One of the things designers did for the Pass Christian charrette was create a Wal-Mart village with a complete range of housing and building types around for many blocks. Complex mix-use neighborhoods with sidewalks would allow people to leave the car at home, and just about all they need within walking distance.

Countering criticism

Ricky Mathews, president and publisher of the Sun Herald and a vice chairman of the Governor’s Commission, said Wal-Mart has an opportunity here to counter the bad publicity it has been getting from sources like the new Hollywood documentary, “Wal-Mart: The High Cost of Low Price.”

“They may also being feeling the sting from Andrés Duany’s criticism at the recent Mississippi Renewal Forum,” Mathews said in a Sun Herald column. “They have an opportunity to kill several birds with one stone in Pass Christian.
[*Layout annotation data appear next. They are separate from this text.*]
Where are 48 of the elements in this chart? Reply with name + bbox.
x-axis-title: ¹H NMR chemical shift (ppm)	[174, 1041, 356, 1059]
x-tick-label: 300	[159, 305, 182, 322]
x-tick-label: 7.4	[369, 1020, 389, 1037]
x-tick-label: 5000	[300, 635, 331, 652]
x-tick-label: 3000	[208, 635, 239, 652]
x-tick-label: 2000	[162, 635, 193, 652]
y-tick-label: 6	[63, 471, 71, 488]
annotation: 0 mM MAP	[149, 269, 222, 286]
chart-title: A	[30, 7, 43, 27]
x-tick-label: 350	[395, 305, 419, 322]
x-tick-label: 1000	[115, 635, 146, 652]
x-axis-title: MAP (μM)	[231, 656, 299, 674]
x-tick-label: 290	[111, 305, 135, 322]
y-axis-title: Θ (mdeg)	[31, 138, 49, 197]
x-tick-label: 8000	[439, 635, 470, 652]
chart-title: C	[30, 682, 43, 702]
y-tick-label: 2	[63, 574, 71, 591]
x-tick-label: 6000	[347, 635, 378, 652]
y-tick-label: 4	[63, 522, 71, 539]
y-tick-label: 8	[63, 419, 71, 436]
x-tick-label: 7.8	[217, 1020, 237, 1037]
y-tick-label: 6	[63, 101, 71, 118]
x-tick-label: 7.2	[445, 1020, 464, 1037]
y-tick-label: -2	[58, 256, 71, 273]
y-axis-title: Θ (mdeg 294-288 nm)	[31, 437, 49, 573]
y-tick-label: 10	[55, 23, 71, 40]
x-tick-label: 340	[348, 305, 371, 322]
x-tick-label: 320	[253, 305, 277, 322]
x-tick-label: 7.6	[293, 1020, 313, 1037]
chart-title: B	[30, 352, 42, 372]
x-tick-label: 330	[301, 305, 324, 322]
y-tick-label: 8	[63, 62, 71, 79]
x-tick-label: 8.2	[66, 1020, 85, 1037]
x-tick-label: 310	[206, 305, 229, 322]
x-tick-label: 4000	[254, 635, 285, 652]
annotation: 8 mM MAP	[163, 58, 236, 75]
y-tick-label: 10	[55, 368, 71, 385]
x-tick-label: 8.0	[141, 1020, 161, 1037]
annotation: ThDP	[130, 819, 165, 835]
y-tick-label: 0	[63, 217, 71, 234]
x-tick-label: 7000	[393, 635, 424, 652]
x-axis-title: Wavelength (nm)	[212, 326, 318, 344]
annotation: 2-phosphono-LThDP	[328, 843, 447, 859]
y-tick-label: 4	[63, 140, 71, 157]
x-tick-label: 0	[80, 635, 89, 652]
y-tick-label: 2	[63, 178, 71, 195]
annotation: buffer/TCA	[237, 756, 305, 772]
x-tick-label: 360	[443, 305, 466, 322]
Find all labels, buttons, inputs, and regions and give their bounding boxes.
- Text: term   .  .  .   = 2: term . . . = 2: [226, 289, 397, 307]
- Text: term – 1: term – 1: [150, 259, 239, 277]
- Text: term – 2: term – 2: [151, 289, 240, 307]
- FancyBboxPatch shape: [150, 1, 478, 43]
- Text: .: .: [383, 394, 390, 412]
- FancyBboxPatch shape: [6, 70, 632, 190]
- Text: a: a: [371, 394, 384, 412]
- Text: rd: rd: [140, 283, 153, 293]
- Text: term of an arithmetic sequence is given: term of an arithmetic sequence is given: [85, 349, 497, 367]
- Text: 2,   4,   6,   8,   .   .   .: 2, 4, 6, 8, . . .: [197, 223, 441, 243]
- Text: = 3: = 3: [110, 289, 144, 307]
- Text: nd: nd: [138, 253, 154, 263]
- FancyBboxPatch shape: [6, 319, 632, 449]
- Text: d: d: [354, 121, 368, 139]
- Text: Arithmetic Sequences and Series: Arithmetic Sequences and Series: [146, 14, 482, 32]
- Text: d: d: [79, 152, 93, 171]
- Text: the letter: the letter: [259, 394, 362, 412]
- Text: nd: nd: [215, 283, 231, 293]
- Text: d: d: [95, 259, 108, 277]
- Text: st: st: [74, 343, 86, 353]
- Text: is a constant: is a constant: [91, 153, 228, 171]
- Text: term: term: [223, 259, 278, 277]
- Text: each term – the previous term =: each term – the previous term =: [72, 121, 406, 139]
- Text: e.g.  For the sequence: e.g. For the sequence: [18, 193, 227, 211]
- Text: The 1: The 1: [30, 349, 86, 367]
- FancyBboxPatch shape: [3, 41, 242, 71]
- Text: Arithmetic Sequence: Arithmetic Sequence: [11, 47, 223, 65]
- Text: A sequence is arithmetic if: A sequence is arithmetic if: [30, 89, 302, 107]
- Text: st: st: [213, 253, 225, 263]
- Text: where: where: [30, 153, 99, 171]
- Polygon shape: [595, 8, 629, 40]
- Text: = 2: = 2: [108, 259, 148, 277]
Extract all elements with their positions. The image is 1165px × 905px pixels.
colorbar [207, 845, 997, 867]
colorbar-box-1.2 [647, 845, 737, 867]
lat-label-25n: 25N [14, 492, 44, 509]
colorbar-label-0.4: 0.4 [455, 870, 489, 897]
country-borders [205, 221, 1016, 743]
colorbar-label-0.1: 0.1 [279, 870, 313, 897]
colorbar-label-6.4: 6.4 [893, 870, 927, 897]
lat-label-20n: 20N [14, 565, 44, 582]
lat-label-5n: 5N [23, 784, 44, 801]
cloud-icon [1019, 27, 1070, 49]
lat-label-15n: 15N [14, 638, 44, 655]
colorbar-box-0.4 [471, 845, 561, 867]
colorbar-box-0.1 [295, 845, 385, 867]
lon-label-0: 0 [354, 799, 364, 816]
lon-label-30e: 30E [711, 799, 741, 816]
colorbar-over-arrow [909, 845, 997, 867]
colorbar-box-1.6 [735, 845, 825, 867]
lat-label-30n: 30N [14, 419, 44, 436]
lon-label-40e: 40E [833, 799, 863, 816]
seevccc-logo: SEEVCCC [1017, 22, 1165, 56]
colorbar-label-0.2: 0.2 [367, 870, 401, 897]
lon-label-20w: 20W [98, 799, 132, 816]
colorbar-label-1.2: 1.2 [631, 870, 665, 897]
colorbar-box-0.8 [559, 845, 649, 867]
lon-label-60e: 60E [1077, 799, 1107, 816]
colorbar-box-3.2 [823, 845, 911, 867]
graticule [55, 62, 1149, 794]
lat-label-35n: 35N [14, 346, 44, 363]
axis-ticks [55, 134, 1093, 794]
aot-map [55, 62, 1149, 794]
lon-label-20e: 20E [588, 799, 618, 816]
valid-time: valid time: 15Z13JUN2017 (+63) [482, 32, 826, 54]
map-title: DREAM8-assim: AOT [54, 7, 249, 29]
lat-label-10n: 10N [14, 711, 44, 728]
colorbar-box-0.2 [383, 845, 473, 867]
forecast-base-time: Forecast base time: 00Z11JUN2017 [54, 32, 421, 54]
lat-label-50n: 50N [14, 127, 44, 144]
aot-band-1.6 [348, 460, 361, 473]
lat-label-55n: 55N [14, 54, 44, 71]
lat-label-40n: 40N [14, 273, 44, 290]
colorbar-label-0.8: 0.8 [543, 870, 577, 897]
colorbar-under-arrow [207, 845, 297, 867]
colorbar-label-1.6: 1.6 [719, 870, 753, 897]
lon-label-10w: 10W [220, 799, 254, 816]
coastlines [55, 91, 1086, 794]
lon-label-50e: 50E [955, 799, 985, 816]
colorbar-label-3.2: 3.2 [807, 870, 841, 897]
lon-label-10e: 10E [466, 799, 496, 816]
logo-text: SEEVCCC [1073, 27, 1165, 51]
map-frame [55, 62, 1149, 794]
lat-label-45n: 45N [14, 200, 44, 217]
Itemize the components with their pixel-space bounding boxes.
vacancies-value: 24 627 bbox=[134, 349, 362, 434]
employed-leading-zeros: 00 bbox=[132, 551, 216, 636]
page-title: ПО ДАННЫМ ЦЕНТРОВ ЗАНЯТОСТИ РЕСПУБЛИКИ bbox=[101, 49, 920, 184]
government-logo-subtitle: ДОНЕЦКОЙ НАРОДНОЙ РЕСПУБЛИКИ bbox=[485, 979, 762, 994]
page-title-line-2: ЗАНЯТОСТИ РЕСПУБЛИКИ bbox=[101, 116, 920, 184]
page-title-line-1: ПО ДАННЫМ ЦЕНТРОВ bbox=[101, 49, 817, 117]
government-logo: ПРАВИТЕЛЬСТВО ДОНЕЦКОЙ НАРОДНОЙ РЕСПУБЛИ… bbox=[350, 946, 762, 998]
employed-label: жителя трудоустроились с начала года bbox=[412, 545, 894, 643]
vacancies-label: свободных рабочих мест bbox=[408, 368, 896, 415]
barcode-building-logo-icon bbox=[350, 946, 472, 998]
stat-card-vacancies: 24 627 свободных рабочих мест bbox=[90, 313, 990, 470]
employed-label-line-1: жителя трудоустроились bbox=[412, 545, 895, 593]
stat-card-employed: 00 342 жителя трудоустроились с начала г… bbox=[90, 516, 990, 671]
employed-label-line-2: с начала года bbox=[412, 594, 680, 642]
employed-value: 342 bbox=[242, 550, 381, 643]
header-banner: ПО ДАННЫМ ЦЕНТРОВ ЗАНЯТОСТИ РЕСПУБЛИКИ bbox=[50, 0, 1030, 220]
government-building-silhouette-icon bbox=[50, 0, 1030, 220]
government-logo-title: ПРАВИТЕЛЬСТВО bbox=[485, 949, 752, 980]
By listening to Duany, who may actually be on to something — and I think he is — they could devise a model that would silence the critics who say that Wal-Mart is all about killing small towns.

“What if Wal-Mart were to work with New Urbanists and Duany to develop a new town center for Pass Christian that could become the catalyst for the rebuilding of the city? Instead of a “big box” store, Wal-Mart could build a series of stores that give the appearance of a small town. The shot in the arm this would give to the development of other stores and restaurants would be incredible.”

Mathews said there has to be a way for Wal-Mart to do something special in Pass Christian that not only gives Wal-Mart a chance to avoid the public relations nightmare of pulling out of Pass Christian but also creates an exciting new model for Pass Christian and for Wal-Mart.

Ocean Springs is also looking at a new model for Wal-Mart. Participants in the Ocean Springs charrette that worked on a New Urbanism vision for the Coast suggested a long-term project to feature a small urban center at Wal-Mart that would include apartments on top of Wal-Mart, additional retail and green space. The Center would across the highway to the CSX Railroad and a proposed depot for passenger transit.